BACKGROUND: Hidradenitis suppurativa (HS) is a chronic follicular occlusive disease with characteristic recurrent draining sinuses, skin abscesses and disfiguring scars, mainly involving the axilla, groin, perianal and perineal regions. While most HS cases are nonfamilial, familial cases showing autosomal dominant inheritance have been reported. Recently, loss-of-function mutations in the genes encoding γ-secretase have been identified as a cause of familial HS in the Chinese and British populations.
OBJECTIVES: To identify mutations in the genes encoding γ-secretase in Japanese patients with familial and nonfamilial HS.
METHODS: Two affected and three unaffected individuals from a Japanese family with familial HS and nine patients with nonfamilial HS were recruited. We conducted mutation analysis of the γ-secretase genes in Japanese patients with familial and nonfamilial HS.
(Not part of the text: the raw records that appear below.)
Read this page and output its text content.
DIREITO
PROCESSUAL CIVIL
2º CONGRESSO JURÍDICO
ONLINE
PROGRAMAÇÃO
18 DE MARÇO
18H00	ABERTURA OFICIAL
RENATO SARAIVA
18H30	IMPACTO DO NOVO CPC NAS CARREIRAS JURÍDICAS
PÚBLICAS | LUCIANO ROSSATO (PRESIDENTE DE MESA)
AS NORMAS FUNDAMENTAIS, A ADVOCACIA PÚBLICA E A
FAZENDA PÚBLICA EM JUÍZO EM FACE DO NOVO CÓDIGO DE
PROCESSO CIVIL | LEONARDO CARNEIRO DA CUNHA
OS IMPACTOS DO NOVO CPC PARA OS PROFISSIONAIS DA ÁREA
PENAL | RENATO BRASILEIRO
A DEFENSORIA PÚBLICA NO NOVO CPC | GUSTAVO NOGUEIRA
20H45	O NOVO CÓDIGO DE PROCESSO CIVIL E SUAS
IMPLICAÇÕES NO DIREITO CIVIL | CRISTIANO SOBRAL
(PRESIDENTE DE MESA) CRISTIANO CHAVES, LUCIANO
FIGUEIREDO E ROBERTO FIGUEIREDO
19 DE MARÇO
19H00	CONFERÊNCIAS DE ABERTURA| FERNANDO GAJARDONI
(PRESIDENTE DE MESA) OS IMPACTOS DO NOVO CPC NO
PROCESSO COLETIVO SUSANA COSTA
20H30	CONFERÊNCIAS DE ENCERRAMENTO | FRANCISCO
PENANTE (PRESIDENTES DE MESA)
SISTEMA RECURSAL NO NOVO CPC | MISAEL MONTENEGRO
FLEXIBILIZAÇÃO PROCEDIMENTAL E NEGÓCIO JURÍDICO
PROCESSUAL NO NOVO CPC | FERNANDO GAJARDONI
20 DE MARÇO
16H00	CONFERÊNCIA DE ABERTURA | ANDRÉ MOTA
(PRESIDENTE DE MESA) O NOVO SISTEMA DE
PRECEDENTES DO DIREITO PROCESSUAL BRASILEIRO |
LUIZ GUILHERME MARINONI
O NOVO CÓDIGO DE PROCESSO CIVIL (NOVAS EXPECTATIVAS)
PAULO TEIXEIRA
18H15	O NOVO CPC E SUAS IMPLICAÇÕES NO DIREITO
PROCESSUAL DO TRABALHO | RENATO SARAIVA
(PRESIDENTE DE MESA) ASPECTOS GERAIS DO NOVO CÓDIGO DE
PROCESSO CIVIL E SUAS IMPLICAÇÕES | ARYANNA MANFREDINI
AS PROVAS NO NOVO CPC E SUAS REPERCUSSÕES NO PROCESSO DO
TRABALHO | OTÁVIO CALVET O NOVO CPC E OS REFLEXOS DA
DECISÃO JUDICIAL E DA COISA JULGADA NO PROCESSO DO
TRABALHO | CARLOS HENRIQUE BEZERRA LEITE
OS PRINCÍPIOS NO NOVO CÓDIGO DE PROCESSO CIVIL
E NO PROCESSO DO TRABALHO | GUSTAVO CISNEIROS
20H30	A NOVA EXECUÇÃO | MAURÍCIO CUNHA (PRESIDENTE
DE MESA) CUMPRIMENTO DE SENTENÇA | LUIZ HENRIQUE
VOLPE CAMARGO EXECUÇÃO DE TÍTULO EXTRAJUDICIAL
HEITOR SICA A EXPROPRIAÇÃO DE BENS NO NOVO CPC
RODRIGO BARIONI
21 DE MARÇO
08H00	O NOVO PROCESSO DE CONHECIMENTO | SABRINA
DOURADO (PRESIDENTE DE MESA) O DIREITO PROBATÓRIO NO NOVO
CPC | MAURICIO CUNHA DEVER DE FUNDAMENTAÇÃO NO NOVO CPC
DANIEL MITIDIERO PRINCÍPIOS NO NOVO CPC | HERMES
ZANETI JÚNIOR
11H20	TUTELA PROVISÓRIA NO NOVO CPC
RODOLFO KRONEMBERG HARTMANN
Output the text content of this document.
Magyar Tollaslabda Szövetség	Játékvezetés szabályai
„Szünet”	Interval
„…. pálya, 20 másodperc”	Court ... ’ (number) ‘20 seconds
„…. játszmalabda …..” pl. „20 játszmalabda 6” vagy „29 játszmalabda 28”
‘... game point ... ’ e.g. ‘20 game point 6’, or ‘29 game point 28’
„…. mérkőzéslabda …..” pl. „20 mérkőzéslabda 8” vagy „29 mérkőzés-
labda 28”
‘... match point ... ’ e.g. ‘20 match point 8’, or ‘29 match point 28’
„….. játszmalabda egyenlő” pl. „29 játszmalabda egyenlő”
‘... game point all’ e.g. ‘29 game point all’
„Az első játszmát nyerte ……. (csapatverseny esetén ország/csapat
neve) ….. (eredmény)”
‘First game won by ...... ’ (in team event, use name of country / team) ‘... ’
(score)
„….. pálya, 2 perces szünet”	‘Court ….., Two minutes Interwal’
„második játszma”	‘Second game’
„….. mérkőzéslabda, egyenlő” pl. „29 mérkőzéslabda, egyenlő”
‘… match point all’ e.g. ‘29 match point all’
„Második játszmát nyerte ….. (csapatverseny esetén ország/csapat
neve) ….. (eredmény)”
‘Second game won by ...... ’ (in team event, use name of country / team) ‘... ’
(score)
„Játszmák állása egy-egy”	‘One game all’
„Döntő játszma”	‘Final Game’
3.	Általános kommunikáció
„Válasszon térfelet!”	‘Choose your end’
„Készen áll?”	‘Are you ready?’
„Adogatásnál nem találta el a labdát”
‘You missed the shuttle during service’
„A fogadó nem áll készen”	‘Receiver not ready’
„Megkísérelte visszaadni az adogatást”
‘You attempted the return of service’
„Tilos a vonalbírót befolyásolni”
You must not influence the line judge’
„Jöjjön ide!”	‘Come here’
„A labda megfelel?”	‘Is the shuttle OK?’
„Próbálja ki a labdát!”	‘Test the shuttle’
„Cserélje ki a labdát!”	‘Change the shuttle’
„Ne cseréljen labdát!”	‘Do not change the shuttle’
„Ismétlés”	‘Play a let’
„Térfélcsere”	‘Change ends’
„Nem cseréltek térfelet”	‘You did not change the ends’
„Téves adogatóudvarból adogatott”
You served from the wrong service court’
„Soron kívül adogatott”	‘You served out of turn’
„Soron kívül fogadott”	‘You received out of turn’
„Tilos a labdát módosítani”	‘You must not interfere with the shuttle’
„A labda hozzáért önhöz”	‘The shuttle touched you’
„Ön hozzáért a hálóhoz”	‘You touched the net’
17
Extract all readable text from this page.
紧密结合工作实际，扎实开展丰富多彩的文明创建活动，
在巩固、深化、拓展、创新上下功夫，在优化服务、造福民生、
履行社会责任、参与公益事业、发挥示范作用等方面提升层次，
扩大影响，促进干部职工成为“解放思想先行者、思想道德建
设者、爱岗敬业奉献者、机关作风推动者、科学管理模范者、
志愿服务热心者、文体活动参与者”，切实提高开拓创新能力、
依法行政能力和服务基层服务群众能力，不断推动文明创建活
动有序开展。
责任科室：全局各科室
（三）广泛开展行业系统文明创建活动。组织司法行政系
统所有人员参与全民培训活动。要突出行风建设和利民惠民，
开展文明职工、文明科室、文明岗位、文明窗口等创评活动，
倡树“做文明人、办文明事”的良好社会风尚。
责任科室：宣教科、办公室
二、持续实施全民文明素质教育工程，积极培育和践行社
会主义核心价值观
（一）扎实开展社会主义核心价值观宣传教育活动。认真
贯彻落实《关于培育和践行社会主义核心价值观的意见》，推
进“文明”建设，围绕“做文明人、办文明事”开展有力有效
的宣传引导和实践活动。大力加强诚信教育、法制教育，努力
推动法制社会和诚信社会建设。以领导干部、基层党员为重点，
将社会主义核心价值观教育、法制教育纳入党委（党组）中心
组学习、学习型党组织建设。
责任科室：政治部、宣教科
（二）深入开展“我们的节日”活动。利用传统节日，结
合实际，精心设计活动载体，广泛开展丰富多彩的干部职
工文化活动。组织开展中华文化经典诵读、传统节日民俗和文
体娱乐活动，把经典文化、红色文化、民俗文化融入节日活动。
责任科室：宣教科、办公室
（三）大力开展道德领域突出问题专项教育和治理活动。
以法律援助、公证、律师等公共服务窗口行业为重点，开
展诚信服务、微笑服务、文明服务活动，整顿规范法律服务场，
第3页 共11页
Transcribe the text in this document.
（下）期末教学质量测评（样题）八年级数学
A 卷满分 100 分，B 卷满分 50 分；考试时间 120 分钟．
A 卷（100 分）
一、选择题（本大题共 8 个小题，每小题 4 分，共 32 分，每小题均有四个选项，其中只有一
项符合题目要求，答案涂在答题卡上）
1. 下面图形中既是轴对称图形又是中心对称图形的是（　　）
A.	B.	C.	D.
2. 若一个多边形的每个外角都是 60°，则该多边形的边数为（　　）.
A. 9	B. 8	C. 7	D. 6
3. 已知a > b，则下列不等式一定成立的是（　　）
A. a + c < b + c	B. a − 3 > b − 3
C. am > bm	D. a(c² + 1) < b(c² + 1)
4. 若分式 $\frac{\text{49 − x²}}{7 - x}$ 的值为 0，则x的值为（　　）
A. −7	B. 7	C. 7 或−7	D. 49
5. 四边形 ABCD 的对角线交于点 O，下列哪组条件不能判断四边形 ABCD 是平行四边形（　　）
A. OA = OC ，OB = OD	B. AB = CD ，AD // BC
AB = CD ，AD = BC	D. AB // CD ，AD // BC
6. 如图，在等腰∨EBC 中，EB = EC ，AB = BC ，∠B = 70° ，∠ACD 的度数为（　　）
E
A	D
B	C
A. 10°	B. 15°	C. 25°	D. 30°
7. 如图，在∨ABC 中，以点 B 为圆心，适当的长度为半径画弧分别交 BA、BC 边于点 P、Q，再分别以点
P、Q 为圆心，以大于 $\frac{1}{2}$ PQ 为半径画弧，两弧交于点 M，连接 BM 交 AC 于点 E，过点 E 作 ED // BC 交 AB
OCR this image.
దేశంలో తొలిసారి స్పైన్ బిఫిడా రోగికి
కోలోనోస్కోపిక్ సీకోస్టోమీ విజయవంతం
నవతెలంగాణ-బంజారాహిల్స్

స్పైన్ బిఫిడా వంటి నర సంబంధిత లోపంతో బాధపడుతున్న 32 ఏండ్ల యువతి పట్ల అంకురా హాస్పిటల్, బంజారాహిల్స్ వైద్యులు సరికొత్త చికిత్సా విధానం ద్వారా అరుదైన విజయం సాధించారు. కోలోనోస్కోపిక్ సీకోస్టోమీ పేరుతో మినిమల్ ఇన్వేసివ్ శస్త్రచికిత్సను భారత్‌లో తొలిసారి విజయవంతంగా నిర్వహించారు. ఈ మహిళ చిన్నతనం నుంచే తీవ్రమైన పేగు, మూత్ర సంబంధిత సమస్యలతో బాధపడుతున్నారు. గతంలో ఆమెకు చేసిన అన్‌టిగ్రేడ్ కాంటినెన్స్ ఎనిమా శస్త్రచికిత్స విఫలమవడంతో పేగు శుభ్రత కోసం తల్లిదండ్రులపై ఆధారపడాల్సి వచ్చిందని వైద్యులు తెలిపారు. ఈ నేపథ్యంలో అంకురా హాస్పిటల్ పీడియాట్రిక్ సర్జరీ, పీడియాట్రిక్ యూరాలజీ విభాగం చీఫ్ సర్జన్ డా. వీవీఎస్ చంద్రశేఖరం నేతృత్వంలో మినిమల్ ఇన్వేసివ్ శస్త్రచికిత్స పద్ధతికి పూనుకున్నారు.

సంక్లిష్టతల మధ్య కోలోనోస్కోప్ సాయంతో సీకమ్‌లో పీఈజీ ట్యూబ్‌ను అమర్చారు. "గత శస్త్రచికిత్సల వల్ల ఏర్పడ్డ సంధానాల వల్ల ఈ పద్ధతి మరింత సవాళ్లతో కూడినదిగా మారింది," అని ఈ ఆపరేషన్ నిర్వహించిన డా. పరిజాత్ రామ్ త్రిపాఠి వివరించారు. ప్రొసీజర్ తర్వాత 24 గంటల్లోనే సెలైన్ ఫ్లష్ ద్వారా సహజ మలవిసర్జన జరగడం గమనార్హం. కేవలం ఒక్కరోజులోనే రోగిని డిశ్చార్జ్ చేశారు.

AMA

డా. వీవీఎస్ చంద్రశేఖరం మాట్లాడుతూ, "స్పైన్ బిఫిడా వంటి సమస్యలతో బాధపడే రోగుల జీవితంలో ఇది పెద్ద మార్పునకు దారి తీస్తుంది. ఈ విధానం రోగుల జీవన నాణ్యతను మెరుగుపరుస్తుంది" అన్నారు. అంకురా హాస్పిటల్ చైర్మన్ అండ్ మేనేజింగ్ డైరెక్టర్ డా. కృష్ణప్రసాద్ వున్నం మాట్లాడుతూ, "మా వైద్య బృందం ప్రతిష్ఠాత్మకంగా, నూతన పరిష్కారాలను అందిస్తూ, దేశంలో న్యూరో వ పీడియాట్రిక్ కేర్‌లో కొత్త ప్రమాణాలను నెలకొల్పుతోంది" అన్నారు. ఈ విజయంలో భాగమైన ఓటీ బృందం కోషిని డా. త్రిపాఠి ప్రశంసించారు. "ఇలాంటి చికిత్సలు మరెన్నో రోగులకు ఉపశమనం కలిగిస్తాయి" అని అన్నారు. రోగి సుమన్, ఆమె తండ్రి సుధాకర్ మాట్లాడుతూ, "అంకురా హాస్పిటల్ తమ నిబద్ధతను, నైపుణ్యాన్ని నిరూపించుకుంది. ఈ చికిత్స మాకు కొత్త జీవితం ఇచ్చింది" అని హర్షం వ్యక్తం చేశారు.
RESULTS: A novel splice site mutation in the nicastrin gene NCSTN, one of the six key component genes encoding γ-secretase, was identified in the patients with familial HS. Neither unaffected individuals in the family nor 100 ethnically matched control alleles carry this mutation. None of the nine patients with nonfamilial HS carry nonsense, frameshift or splice site mutations in this gene.
CONCLUSIONS: A novel splice site mutation, c.582+1delG, in NCSTN was identified in the familial patients with HS. We also reveal for the first time that a γ-secretase gene mutation is not linked to the development of nonfamilial HS. These results would further pave the way to a better understanding of the contribution of γ-secretase and other genes to the pathogenesis of HS and to the development of a new therapeutic strategy for HS.
© 2012 The Authors. BJD © 2012 British Association of Dermatologists.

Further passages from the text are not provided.